By the 1960s, the rest of Madge’s family had either died or moved on from the Steppes, but she never came down from the mountains. I can imagine solitude and silence, as well as mountain community and the constant sounds of the wind in the trees, like living by the sea. I can imagine making art, of daily work to keep the property and self together until finally in advanced old age it might get beyond you and the circle of what you can accomplish in a day begins to shrink. The sound of visitors travelling by car was probably a comfort to her, especially if like Jack Thwaites they dropped by for a friendly visit.
It’s probably Jack Thwaites and the Hobart Walking Club to whom we owe the preservation of the Steppes. When they came venturing into the Highlands during the 1960s and 70s it would have felt wonderfully remote, and to this day the Highlands still feels like ‘somewhere else’, a distinct place to the Midlands below to the east, or the West Coast. They praised the Steppes for the serenity and companionship they found there.
Our daughter wants to explore further, so she and I walk together down a path between prickly pink mountain berry and stringy bark gums. It doesn’t take long to feel as though we have been swallowed up by the bush, and as in many places in Tasmania it feels as though the bushland here is biding its time, to swallow up the fragile buildings of the Steppes. But never once do we lose the sound of the highway and the traffic. Then in a clearing we find the late Stephen Walker’s bronze sculptures of local animals set in a circle of dolerite stones and ‘dedicated to those who share in the love and care of the Highlands, from the past to the future.’
There is something endearing about them. Like Madge’s watercolours earlier, Stephen Walker offered the animals and rock of the Highlands that ‘close attention’ and loving recognition that is like a prayer. The stone circle would make anyone of Anglo-Celtic blood think of sacred ground. These are sacred, his sculpture says to me, this ground is sacred; it is all sacred inside and outside the circle. Our daughter touches the wombat, the snake, the echidna, perfectly happy.
On the way back she is tired and needs a lot of reassurance that ‘No we are not lost; we just need to follow the path’. But although I couldn’t see the Steppes property through the trees and scrub, I was left in no doubt of where the road was.

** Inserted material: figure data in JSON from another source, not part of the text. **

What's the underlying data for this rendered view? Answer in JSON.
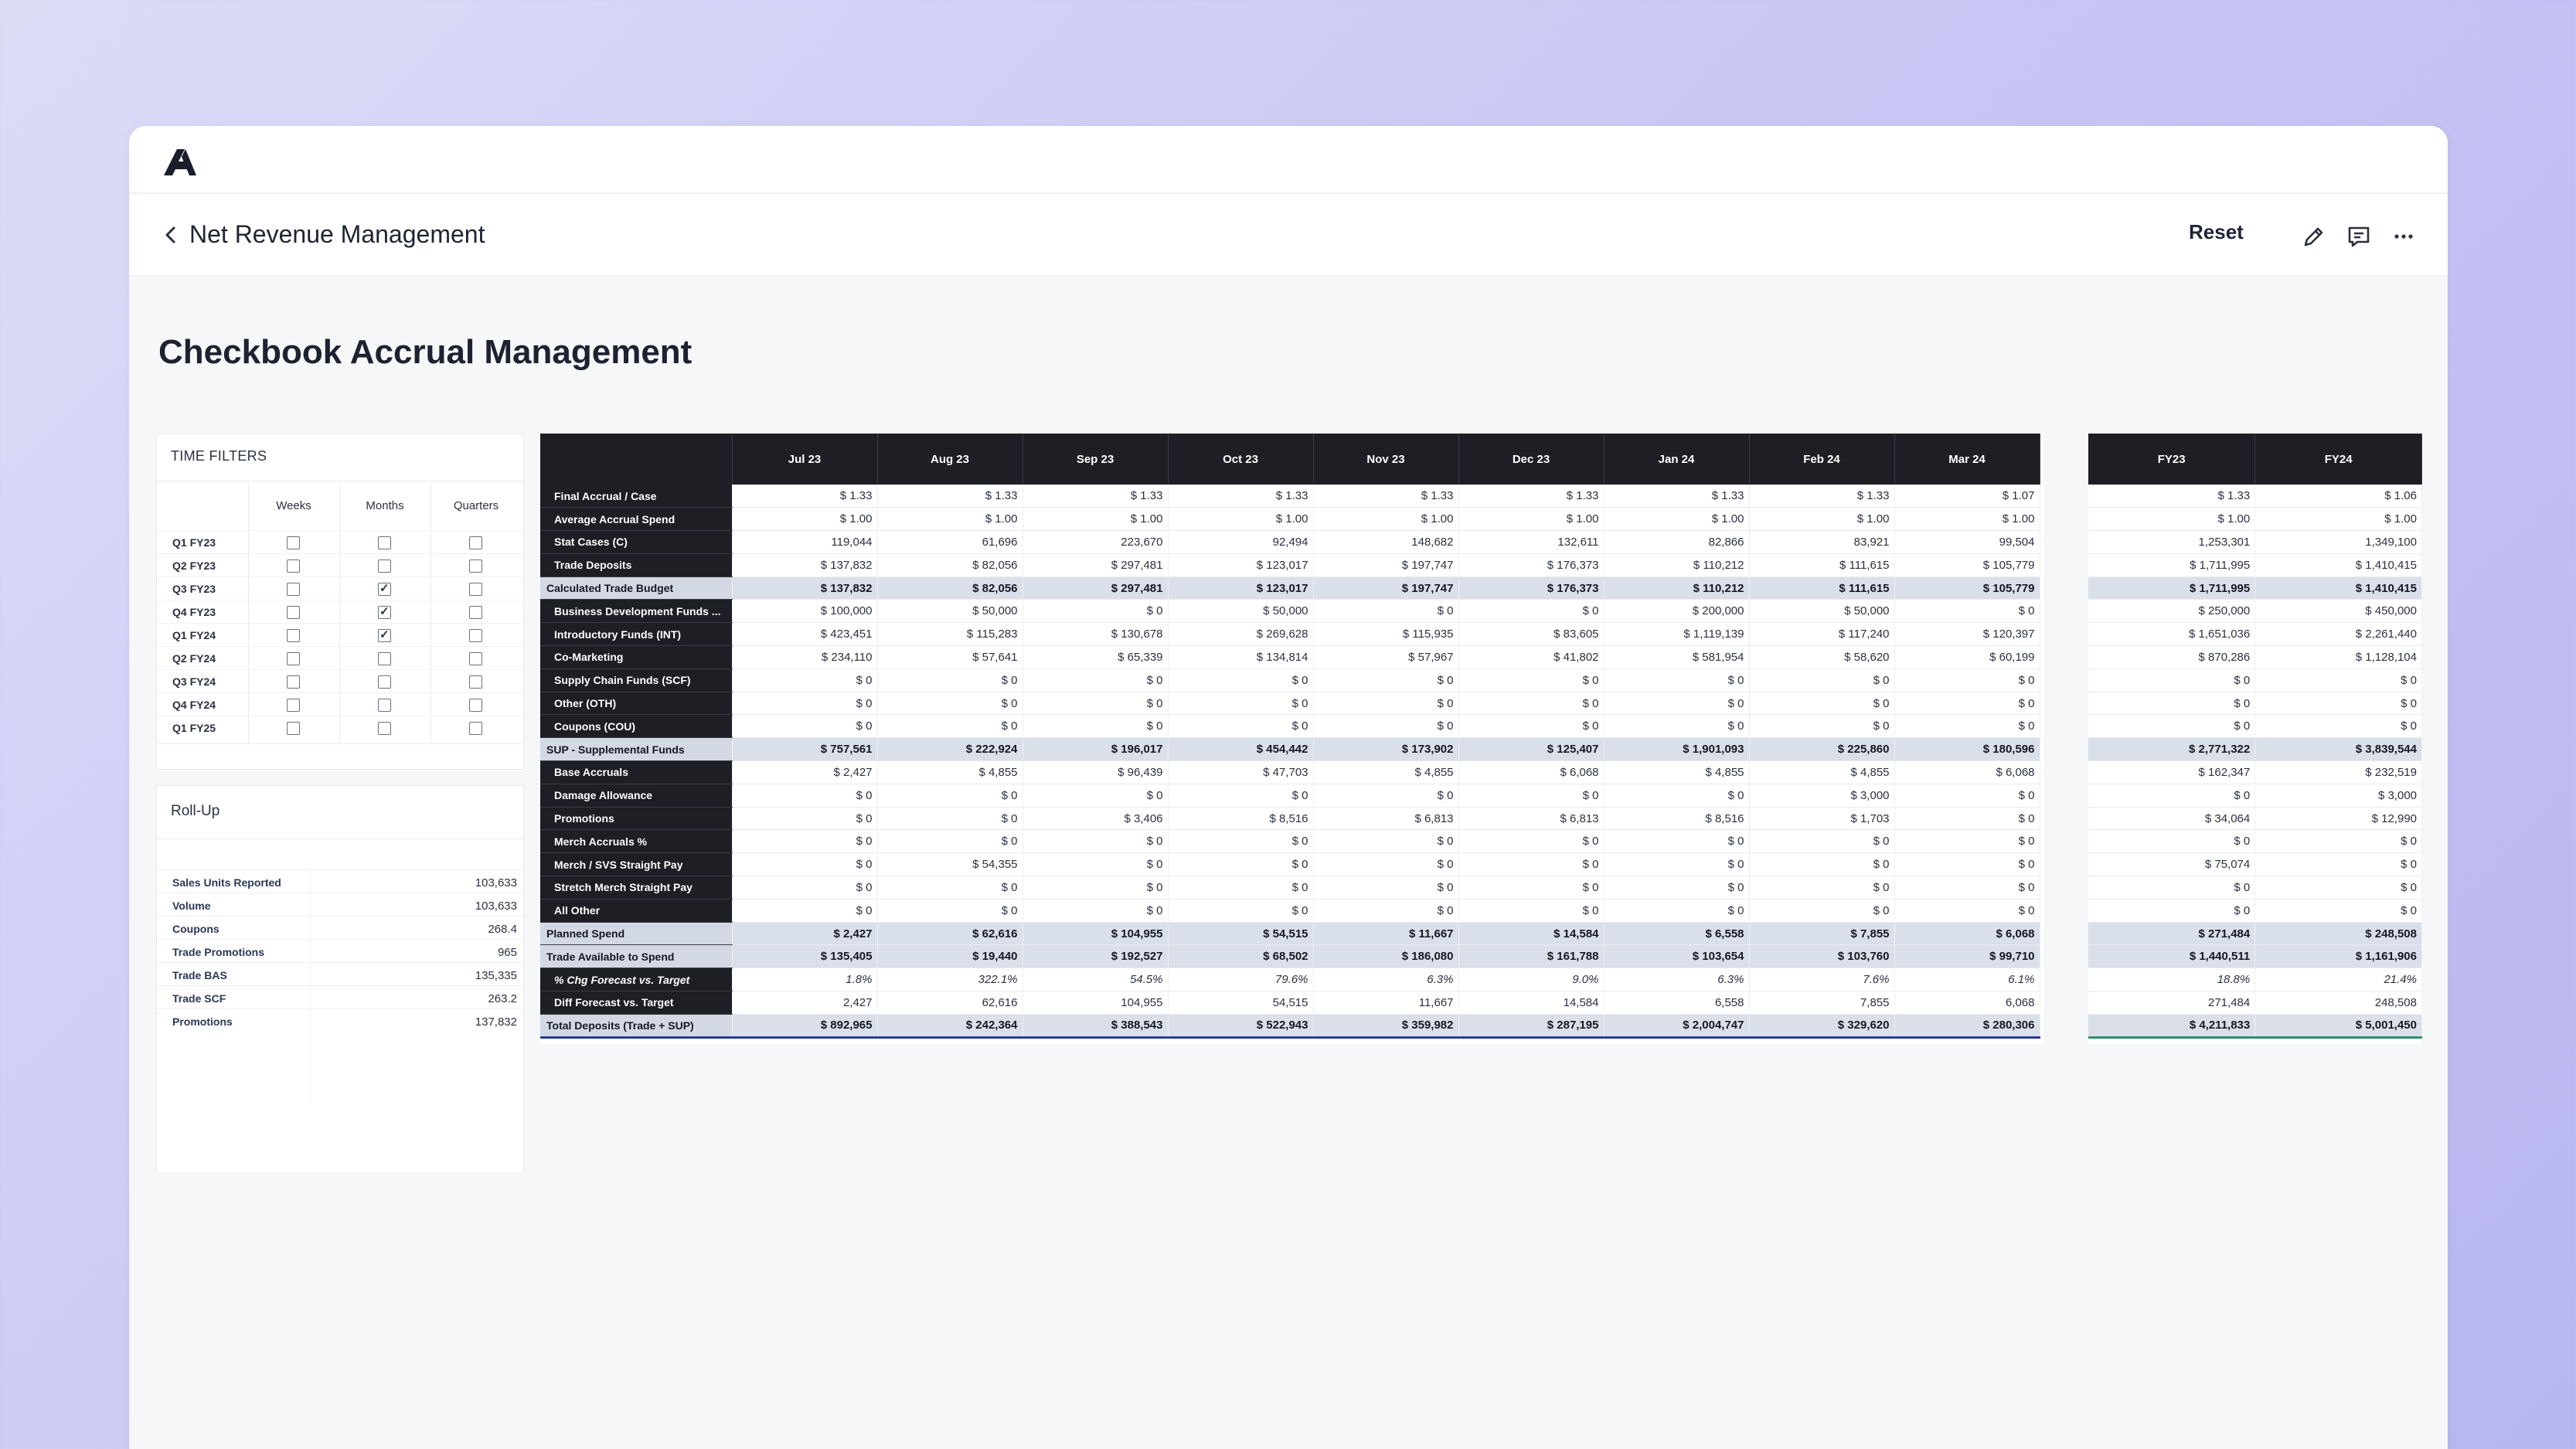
{
  "nav": {
    "title": "Net Revenue Management",
    "reset_label": "Reset"
  },
  "icons": {
    "logo": "logo-icon",
    "back": "chevron-left-icon",
    "edit": "pencil-icon",
    "comment": "comment-icon",
    "more": "more-horizontal-icon"
  },
  "page": {
    "title": "Checkbook Accrual Management"
  },
  "time_filters": {
    "title": "TIME FILTERS",
    "columns": [
      "Weeks",
      "Months",
      "Quarters"
    ],
    "rows": [
      {
        "label": "Q1 FY23",
        "checked": [
          false,
          false,
          false
        ]
      },
      {
        "label": "Q2 FY23",
        "checked": [
          false,
          false,
          false
        ]
      },
      {
        "label": "Q3 FY23",
        "checked": [
          false,
          true,
          false
        ]
      },
      {
        "label": "Q4 FY23",
        "checked": [
          false,
          true,
          false
        ]
      },
      {
        "label": "Q1 FY24",
        "checked": [
          false,
          true,
          false
        ]
      },
      {
        "label": "Q2 FY24",
        "checked": [
          false,
          false,
          false
        ]
      },
      {
        "label": "Q3 FY24",
        "checked": [
          false,
          false,
          false
        ]
      },
      {
        "label": "Q4 FY24",
        "checked": [
          false,
          false,
          false
        ]
      },
      {
        "label": "Q1 FY25",
        "checked": [
          false,
          false,
          false
        ]
      }
    ]
  },
  "rollup": {
    "title": "Roll-Up",
    "rows": [
      {
        "label": "Sales Units Reported",
        "value": "103,633"
      },
      {
        "label": "Volume",
        "value": "103,633"
      },
      {
        "label": "Coupons",
        "value": "268.4"
      },
      {
        "label": "Trade Promotions",
        "value": "965"
      },
      {
        "label": "Trade BAS",
        "value": "135,335"
      },
      {
        "label": "Trade SCF",
        "value": "263.2"
      },
      {
        "label": "Promotions",
        "value": "137,832"
      }
    ]
  },
  "table": {
    "months": [
      "Jul 23",
      "Aug 23",
      "Sep 23",
      "Oct 23",
      "Nov 23",
      "Dec 23",
      "Jan 24",
      "Feb 24",
      "Mar 24"
    ],
    "fy_columns": [
      "FY23",
      "FY24"
    ],
    "rows": [
      {
        "label": "Final Accrual / Case",
        "style": "",
        "values": [
          "$ 1.33",
          "$ 1.33",
          "$ 1.33",
          "$ 1.33",
          "$ 1.33",
          "$ 1.33",
          "$ 1.33",
          "$ 1.33",
          "$ 1.07"
        ],
        "fy": [
          "$ 1.33",
          "$ 1.06"
        ]
      },
      {
        "label": "Average Accrual Spend",
        "style": "",
        "values": [
          "$ 1.00",
          "$ 1.00",
          "$ 1.00",
          "$ 1.00",
          "$ 1.00",
          "$ 1.00",
          "$ 1.00",
          "$ 1.00",
          "$ 1.00"
        ],
        "fy": [
          "$ 1.00",
          "$ 1.00"
        ]
      },
      {
        "label": "Stat Cases (C)",
        "style": "",
        "values": [
          "119,044",
          "61,696",
          "223,670",
          "92,494",
          "148,682",
          "132,611",
          "82,866",
          "83,921",
          "99,504"
        ],
        "fy": [
          "1,253,301",
          "1,349,100"
        ]
      },
      {
        "label": "Trade Deposits",
        "style": "",
        "values": [
          "$ 137,832",
          "$ 82,056",
          "$ 297,481",
          "$ 123,017",
          "$ 197,747",
          "$ 176,373",
          "$ 110,212",
          "$ 111,615",
          "$ 105,779"
        ],
        "fy": [
          "$ 1,711,995",
          "$ 1,410,415"
        ]
      },
      {
        "label": "Calculated Trade Budget",
        "style": "sub",
        "values": [
          "$ 137,832",
          "$ 82,056",
          "$ 297,481",
          "$ 123,017",
          "$ 197,747",
          "$ 176,373",
          "$ 110,212",
          "$ 111,615",
          "$ 105,779"
        ],
        "fy": [
          "$ 1,711,995",
          "$ 1,410,415"
        ]
      },
      {
        "label": "Business Development Funds ...",
        "style": "",
        "values": [
          "$ 100,000",
          "$ 50,000",
          "$ 0",
          "$ 50,000",
          "$ 0",
          "$ 0",
          "$ 200,000",
          "$ 50,000",
          "$ 0"
        ],
        "fy": [
          "$ 250,000",
          "$ 450,000"
        ]
      },
      {
        "label": "Introductory Funds (INT)",
        "style": "",
        "values": [
          "$ 423,451",
          "$ 115,283",
          "$ 130,678",
          "$ 269,628",
          "$ 115,935",
          "$ 83,605",
          "$ 1,119,139",
          "$ 117,240",
          "$ 120,397"
        ],
        "fy": [
          "$ 1,651,036",
          "$ 2,261,440"
        ]
      },
      {
        "label": "Co-Marketing",
        "style": "",
        "values": [
          "$ 234,110",
          "$ 57,641",
          "$ 65,339",
          "$ 134,814",
          "$ 57,967",
          "$ 41,802",
          "$ 581,954",
          "$ 58,620",
          "$ 60,199"
        ],
        "fy": [
          "$ 870,286",
          "$ 1,128,104"
        ]
      },
      {
        "label": "Supply Chain Funds (SCF)",
        "style": "",
        "values": [
          "$ 0",
          "$ 0",
          "$ 0",
          "$ 0",
          "$ 0",
          "$ 0",
          "$ 0",
          "$ 0",
          "$ 0"
        ],
        "fy": [
          "$ 0",
          "$ 0"
        ]
      },
      {
        "label": "Other (OTH)",
        "style": "",
        "values": [
          "$ 0",
          "$ 0",
          "$ 0",
          "$ 0",
          "$ 0",
          "$ 0",
          "$ 0",
          "$ 0",
          "$ 0"
        ],
        "fy": [
          "$ 0",
          "$ 0"
        ]
      },
      {
        "label": "Coupons (COU)",
        "style": "",
        "values": [
          "$ 0",
          "$ 0",
          "$ 0",
          "$ 0",
          "$ 0",
          "$ 0",
          "$ 0",
          "$ 0",
          "$ 0"
        ],
        "fy": [
          "$ 0",
          "$ 0"
        ]
      },
      {
        "label": "SUP - Supplemental Funds",
        "style": "sub",
        "values": [
          "$ 757,561",
          "$ 222,924",
          "$ 196,017",
          "$ 454,442",
          "$ 173,902",
          "$ 125,407",
          "$ 1,901,093",
          "$ 225,860",
          "$ 180,596"
        ],
        "fy": [
          "$ 2,771,322",
          "$ 3,839,544"
        ]
      },
      {
        "label": "Base Accruals",
        "style": "",
        "values": [
          "$ 2,427",
          "$ 4,855",
          "$ 96,439",
          "$ 47,703",
          "$ 4,855",
          "$ 6,068",
          "$ 4,855",
          "$ 4,855",
          "$ 6,068"
        ],
        "fy": [
          "$ 162,347",
          "$ 232,519"
        ]
      },
      {
        "label": "Damage Allowance",
        "style": "",
        "values": [
          "$ 0",
          "$ 0",
          "$ 0",
          "$ 0",
          "$ 0",
          "$ 0",
          "$ 0",
          "$ 3,000",
          "$ 0"
        ],
        "fy": [
          "$ 0",
          "$ 3,000"
        ]
      },
      {
        "label": "Promotions",
        "style": "",
        "values": [
          "$ 0",
          "$ 0",
          "$ 3,406",
          "$ 8,516",
          "$ 6,813",
          "$ 6,813",
          "$ 8,516",
          "$ 1,703",
          "$ 0"
        ],
        "fy": [
          "$ 34,064",
          "$ 12,990"
        ]
      },
      {
        "label": "Merch Accruals %",
        "style": "",
        "values": [
          "$ 0",
          "$ 0",
          "$ 0",
          "$ 0",
          "$ 0",
          "$ 0",
          "$ 0",
          "$ 0",
          "$ 0"
        ],
        "fy": [
          "$ 0",
          "$ 0"
        ]
      },
      {
        "label": "Merch / SVS Straight Pay",
        "style": "",
        "values": [
          "$ 0",
          "$ 54,355",
          "$ 0",
          "$ 0",
          "$ 0",
          "$ 0",
          "$ 0",
          "$ 0",
          "$ 0"
        ],
        "fy": [
          "$ 75,074",
          "$ 0"
        ]
      },
      {
        "label": "Stretch Merch Straight Pay",
        "style": "",
        "values": [
          "$ 0",
          "$ 0",
          "$ 0",
          "$ 0",
          "$ 0",
          "$ 0",
          "$ 0",
          "$ 0",
          "$ 0"
        ],
        "fy": [
          "$ 0",
          "$ 0"
        ]
      },
      {
        "label": "All Other",
        "style": "",
        "values": [
          "$ 0",
          "$ 0",
          "$ 0",
          "$ 0",
          "$ 0",
          "$ 0",
          "$ 0",
          "$ 0",
          "$ 0"
        ],
        "fy": [
          "$ 0",
          "$ 0"
        ]
      },
      {
        "label": "Planned Spend",
        "style": "sub",
        "values": [
          "$ 2,427",
          "$ 62,616",
          "$ 104,955",
          "$ 54,515",
          "$ 11,667",
          "$ 14,584",
          "$ 6,558",
          "$ 7,855",
          "$ 6,068"
        ],
        "fy": [
          "$ 271,484",
          "$ 248,508"
        ]
      },
      {
        "label": "Trade Available to Spend",
        "style": "sub",
        "values": [
          "$ 135,405",
          "$ 19,440",
          "$ 192,527",
          "$ 68,502",
          "$ 186,080",
          "$ 161,788",
          "$ 103,654",
          "$ 103,760",
          "$ 99,710"
        ],
        "fy": [
          "$ 1,440,511",
          "$ 1,161,906"
        ]
      },
      {
        "label": "% Chg Forecast vs. Target",
        "style": "it",
        "values": [
          "1.8%",
          "322.1%",
          "54.5%",
          "79.6%",
          "6.3%",
          "9.0%",
          "6.3%",
          "7.6%",
          "6.1%"
        ],
        "fy": [
          "18.8%",
          "21.4%"
        ]
      },
      {
        "label": "Diff Forecast vs. Target",
        "style": "",
        "values": [
          "2,427",
          "62,616",
          "104,955",
          "54,515",
          "11,667",
          "14,584",
          "6,558",
          "7,855",
          "6,068"
        ],
        "fy": [
          "271,484",
          "248,508"
        ]
      },
      {
        "label": "Total Deposits (Trade + SUP)",
        "style": "sub total",
        "values": [
          "$ 892,965",
          "$ 242,364",
          "$ 388,543",
          "$ 522,943",
          "$ 359,982",
          "$ 287,195",
          "$ 2,004,747",
          "$ 329,620",
          "$ 280,306"
        ],
        "fy": [
          "$ 4,211,833",
          "$ 5,001,450"
        ]
      }
    ]
  }
}
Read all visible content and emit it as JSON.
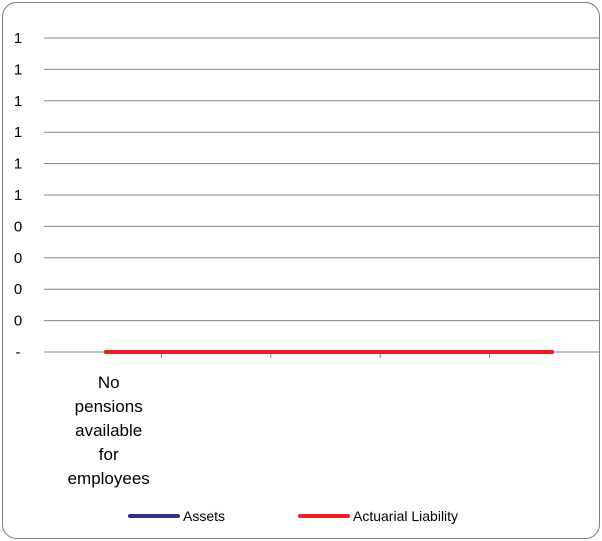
{
  "chart_data": {
    "type": "line",
    "title": "",
    "xlabel": "",
    "ylabel": "",
    "categories": [
      "No pensions available for employees",
      "",
      "",
      "",
      ""
    ],
    "y_tick_labels": [
      "1",
      "1",
      "1",
      "1",
      "1",
      "1",
      "0",
      "0",
      "0",
      "0",
      "-"
    ],
    "ylim": [
      0,
      1
    ],
    "grid": true,
    "legend_position": "bottom",
    "series": [
      {
        "name": "Assets",
        "color": "#2e3192",
        "values": [
          0,
          0,
          0,
          0,
          0
        ]
      },
      {
        "name": "Actuarial Liability",
        "color": "#ed1c24",
        "values": [
          0,
          0,
          0,
          0,
          0
        ]
      }
    ]
  }
}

Just follow the sound of the traffic.
As we get ready to leave, we ask our daughter what she thinks. ‘I’d like to live here,’ she says, ‘I like the sad big trees’, and she gestures to the centuries old gum trees near the house.
I…. wouldn’t like to live there, not now. I’d love to follow the shepherd’s paths up into the mountains by foot or even on horseback. I’d love to camp under the stars and hear the bush at night. I’d love to feel the heat and glare of the Midlands in summer drop away. But if I lived at the Steppes now, I think the only time that little house would feel like it belonged to me was when the rattle and hum of the utes, the four-wheel drives, and our own cars were gone for the day, when night fell, and the bush was thick with stars and silence.